For more than three million Illinoisans, Medicaid is absolutely critical to good health and well-being. The program is the largest single source of health coverage in the state, providing access to care for children, families, seniors, and persons with disabilities. But while Medicaid keeps rural hospitals open and brings billions of dollars in federal funds to the state, its eligibility and enrollment system falls behind. With a new eligibility computer system, enrollment has become much more difficult for hardworking Illinoisans. People applying for Medicaid constantly have to wait months to find out if their application was approved.
This lengthy and unnecessary wait causes hurt and frustration as individuals and families are delayed in accessing medication, preventative care, and other needed treatments. But the frustration doesn’t stop at the application process: Because of procedural issues like lost mail or system glitches, almost half of everyone covered by Medicaid loses coverage each year when their case is re-evaluated during the redetermination process. That’s right: Children, families, seniors, and persons with disabilities often lose their health care because of something as simple as lost mail.
Why should Illinoisans have to jump through extra hoops to access the health care and services they need and are legally entitled to receive?
In response to these constant barriers, Protect Our Care Illinois (a statewide coalition of which Legal Council is a leading agency) is promoting a new piece of legislation to reform and improve the Medicaid eligibility and renewal process. The bill, SB2021 or the Medicaid Eligibility Determination and Renewal Reform Act, takes the best practices from other states who do not experience Illinois Medicaid’s problems and puts forward a comprehensive approach to reform. The bill would:
• Require better coordination between the Medicaid eligibility system and related programs such as SNAP
• Make Medicaid renewals simpler and less burdensome by reducing required paperwork and increasing the types of data verified electronically
• Restore Medicaid coverage in a timely manner for those who have had a lapse due to cancellation at renewal
• Expand access to the electronic eligibility portal (Manage My Case) for both applicants and authorized providers to better utilize electronic notifications and communications.
Improving the Medicaid system so that it actually works is critical in achieving health justice for people of color, people with disabilities, and people earning low incomes. But we can’t improve access to care in Illinois without your help.
Help us help Medicaid by sharing information about this bill with your friends, families, and neighbors. You can also help Protect Our Care Illinois collect stories for their Medicaid campaign.
In case you missed it:
The problems with Medicaid enrollment and renewal aren’t new.

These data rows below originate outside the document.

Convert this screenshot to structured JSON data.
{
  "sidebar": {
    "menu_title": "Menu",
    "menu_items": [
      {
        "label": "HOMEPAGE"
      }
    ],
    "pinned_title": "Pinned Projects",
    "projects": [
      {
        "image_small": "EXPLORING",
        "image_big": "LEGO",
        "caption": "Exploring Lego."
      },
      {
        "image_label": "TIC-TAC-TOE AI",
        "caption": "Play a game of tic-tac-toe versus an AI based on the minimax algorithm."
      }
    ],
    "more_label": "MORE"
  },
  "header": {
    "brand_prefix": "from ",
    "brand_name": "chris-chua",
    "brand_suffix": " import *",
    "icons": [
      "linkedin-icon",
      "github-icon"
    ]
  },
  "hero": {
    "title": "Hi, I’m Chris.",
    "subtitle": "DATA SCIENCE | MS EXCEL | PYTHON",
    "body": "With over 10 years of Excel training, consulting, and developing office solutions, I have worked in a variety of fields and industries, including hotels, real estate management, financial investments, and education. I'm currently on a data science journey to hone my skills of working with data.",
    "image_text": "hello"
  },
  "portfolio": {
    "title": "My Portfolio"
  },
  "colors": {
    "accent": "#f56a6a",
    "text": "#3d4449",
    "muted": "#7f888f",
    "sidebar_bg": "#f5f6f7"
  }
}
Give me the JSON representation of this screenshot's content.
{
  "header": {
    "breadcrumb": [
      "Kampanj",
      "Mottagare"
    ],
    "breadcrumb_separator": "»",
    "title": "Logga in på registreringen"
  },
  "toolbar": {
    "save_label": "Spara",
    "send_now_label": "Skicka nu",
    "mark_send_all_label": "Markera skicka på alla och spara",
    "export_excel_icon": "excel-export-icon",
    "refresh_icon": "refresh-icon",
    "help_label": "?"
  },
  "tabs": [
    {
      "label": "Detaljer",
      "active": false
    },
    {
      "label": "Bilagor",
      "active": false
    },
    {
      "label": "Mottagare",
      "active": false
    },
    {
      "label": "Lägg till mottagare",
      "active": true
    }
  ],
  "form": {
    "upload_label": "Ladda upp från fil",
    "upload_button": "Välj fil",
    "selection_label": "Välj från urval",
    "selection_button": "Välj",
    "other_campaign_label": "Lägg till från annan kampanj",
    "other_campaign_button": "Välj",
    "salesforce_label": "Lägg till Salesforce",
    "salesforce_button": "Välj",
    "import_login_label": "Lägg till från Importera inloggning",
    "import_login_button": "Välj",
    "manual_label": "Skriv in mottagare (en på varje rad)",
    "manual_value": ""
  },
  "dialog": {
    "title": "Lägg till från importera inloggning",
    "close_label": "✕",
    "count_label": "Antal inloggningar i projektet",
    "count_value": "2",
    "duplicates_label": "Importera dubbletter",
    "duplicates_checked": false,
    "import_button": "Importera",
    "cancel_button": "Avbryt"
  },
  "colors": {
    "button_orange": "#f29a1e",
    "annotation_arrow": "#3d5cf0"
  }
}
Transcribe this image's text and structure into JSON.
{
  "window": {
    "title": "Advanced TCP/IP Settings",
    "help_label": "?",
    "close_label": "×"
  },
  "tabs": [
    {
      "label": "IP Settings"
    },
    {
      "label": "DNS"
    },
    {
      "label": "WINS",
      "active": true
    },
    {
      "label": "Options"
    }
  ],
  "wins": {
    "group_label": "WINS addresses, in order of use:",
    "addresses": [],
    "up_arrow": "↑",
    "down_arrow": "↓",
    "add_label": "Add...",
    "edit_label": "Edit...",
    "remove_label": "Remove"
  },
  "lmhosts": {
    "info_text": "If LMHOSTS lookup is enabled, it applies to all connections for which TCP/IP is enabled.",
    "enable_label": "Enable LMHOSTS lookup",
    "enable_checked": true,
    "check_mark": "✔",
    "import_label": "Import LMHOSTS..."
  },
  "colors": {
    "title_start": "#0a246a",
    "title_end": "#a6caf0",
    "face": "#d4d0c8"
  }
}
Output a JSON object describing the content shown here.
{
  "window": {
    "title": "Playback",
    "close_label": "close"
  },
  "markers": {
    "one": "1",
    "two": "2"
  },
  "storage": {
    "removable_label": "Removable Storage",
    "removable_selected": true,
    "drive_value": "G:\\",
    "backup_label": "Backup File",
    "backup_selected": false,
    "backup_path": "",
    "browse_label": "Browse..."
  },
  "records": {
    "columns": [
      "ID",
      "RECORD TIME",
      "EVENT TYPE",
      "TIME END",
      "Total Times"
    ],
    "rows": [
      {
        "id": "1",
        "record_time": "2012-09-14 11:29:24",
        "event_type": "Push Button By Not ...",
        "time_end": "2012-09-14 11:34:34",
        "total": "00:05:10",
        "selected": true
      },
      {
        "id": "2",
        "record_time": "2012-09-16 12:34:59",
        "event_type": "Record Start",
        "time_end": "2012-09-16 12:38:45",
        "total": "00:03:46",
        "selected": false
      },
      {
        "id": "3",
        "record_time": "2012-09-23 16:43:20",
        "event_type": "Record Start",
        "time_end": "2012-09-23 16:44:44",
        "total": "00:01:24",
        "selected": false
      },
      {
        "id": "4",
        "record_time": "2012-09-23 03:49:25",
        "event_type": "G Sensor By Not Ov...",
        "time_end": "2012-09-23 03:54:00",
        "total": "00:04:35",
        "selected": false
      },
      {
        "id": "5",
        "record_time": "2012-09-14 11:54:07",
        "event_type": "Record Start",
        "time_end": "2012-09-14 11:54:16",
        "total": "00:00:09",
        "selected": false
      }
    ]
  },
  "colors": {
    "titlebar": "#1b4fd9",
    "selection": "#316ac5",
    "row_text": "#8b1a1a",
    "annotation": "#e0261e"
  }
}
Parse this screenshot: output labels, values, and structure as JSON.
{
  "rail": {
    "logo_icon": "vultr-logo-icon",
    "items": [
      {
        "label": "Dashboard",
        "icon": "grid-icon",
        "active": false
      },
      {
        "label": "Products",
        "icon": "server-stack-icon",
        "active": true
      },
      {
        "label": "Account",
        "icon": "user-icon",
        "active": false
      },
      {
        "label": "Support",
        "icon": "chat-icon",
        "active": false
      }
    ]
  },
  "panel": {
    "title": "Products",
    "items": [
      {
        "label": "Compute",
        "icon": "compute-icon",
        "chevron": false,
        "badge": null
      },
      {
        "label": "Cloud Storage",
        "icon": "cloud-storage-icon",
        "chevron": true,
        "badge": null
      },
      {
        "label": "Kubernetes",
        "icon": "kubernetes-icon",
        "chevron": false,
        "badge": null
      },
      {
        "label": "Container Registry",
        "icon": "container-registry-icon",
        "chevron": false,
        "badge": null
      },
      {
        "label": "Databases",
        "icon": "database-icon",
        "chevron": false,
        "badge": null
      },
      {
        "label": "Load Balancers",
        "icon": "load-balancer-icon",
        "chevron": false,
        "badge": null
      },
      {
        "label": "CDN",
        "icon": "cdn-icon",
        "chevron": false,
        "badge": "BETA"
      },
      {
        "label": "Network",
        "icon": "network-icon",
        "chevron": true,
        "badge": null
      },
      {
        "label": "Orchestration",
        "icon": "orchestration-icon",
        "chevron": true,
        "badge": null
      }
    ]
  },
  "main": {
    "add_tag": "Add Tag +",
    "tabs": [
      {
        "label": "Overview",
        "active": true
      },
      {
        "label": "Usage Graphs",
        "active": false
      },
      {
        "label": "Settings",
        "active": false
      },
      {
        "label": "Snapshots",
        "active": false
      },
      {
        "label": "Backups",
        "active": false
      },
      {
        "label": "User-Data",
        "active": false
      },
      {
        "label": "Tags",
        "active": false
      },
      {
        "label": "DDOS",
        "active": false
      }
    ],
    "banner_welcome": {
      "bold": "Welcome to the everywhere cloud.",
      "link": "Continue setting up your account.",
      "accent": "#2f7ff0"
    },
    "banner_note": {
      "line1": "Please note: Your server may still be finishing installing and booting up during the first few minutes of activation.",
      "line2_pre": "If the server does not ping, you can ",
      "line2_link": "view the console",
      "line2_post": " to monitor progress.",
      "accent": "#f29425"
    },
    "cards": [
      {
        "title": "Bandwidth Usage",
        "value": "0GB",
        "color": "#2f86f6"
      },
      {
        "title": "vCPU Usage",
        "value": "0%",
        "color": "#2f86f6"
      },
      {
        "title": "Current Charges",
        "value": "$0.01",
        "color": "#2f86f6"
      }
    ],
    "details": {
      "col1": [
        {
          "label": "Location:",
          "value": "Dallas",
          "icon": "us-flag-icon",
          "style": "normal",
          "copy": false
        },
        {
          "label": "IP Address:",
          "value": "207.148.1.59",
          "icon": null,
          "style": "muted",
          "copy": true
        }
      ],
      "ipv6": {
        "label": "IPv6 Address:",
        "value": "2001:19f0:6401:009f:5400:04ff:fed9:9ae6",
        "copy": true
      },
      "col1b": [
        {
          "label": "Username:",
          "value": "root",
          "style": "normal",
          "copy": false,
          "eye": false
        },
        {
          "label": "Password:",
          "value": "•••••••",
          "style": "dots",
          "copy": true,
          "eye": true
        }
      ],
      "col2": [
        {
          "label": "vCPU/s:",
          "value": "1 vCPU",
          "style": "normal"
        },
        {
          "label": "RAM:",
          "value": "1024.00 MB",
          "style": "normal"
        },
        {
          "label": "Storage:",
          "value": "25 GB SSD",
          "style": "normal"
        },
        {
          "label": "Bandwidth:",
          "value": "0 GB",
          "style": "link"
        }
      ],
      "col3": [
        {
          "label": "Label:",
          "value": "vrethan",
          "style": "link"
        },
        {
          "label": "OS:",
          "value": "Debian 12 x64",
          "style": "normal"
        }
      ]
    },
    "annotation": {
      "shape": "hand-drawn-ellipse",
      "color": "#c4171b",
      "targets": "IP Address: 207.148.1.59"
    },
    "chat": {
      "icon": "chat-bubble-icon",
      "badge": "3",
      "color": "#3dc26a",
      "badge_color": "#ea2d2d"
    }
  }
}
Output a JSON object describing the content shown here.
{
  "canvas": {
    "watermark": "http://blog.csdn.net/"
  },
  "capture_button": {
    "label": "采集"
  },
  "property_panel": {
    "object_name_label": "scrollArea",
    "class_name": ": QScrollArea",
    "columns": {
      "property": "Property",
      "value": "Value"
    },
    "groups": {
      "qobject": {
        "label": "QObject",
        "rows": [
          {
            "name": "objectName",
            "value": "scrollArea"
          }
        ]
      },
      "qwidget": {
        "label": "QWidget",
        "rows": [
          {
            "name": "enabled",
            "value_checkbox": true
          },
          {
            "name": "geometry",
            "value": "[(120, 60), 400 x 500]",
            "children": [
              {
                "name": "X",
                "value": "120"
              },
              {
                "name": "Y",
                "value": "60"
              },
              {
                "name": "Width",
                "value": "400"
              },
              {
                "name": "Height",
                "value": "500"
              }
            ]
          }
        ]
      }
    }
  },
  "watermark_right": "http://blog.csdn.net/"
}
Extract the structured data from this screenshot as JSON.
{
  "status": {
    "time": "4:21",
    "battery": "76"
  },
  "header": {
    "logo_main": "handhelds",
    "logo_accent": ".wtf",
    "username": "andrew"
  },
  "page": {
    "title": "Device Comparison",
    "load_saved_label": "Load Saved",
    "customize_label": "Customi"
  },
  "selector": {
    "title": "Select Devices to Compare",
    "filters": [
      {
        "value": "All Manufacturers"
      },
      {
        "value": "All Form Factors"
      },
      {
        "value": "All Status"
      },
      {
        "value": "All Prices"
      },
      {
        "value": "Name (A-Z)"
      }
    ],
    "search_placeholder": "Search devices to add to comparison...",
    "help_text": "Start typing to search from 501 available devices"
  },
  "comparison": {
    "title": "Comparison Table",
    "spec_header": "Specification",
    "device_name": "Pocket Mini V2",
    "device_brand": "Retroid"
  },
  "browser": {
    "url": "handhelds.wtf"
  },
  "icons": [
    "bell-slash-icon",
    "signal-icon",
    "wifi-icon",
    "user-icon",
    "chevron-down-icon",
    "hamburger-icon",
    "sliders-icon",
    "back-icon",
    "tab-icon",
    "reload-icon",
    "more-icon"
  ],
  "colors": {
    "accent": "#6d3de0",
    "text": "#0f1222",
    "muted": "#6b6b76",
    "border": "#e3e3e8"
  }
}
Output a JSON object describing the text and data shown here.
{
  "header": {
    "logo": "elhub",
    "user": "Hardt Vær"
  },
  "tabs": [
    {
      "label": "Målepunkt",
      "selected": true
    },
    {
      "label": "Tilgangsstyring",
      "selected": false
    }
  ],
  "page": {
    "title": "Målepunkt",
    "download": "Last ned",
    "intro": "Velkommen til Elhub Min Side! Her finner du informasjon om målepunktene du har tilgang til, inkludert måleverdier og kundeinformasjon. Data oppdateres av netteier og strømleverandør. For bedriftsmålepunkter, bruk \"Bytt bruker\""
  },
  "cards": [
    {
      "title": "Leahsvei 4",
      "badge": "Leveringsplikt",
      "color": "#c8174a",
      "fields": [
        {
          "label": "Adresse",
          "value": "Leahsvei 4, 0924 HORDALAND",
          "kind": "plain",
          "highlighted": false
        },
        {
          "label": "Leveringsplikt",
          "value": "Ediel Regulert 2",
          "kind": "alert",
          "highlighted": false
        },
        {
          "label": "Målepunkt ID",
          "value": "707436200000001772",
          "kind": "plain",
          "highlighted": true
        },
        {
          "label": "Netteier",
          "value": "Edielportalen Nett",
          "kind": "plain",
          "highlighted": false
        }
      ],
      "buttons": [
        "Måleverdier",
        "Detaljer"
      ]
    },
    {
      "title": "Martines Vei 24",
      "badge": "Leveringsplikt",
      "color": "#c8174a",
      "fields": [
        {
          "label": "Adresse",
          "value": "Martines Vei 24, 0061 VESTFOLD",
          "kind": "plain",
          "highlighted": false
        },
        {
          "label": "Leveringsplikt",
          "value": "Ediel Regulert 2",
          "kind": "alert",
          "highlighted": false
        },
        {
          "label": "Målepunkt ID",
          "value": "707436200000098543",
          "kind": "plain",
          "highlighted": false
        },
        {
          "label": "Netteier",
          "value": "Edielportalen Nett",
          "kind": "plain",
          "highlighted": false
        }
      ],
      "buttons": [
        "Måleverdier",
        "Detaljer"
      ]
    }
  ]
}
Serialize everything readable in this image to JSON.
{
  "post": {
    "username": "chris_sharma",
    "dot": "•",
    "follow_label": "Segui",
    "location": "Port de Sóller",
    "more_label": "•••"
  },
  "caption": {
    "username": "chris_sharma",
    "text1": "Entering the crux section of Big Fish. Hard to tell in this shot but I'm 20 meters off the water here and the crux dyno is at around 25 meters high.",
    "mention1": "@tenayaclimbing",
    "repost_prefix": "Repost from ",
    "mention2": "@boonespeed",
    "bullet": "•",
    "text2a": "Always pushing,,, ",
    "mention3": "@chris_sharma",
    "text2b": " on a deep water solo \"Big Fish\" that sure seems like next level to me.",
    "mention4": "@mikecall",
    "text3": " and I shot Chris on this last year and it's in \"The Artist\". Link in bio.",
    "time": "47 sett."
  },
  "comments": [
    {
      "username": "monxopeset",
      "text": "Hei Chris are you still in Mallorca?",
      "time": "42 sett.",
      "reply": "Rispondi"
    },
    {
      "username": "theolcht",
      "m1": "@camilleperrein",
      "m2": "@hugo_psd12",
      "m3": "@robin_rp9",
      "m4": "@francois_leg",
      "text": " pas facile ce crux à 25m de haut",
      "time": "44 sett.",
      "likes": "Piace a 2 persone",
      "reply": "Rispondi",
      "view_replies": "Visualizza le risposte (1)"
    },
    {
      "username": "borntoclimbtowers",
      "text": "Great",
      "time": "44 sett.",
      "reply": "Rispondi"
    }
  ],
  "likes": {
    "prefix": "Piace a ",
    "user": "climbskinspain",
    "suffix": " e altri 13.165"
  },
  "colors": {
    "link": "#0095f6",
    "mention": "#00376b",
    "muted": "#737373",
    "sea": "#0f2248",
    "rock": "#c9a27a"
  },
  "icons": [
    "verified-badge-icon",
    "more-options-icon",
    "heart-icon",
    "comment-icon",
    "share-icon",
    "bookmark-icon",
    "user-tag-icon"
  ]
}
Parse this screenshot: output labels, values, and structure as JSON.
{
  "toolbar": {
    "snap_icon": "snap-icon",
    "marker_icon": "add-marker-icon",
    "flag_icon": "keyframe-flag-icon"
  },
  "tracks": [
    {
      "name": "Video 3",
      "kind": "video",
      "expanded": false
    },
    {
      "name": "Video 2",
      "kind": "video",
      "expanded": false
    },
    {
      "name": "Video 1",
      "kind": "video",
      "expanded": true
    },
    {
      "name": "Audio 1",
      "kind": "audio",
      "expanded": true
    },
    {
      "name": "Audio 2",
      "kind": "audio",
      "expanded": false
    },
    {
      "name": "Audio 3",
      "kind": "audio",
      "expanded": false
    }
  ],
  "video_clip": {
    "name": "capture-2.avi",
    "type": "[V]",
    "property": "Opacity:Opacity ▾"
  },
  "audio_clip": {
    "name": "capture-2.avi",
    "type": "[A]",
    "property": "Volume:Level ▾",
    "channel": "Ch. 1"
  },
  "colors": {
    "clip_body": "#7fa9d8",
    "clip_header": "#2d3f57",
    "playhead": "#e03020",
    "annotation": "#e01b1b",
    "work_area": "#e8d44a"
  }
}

You may remember in May 2018 when Legal Council filed a class-action lawsuit against the State of Illinois for illegally delaying and denying Medicaid applications for thousands of Illinoisans. In a press release, we wrote:
Under federal law, the State of Illinois is required to process most applications for Medicaid—the federal-state program that provides health coverage to roughly 3 million people Illinoisans—within 45 days. Pursuant to the existing consent decree in Cohen v. Wright, if a determination has not been made in that period, the State must notify applicants that they are eligible for temporary coverage and promptly provide it if requested.
Yet as detailed in declarations filed by enrollment assisters and healthcare providers, the Illinois Department of Human Services (DHS) is months behind in processing applications and has also stopped sending notices offering temporary eligibility. As a result, tens of thousands of low-income people throughout Illinois are being denied medical care. Among the widespread suffering and hardship, pregnant women are giving birth without health coverage, people facing mental health crises are missing treatment, and children with serious medical conditions are forgoing crucial medication.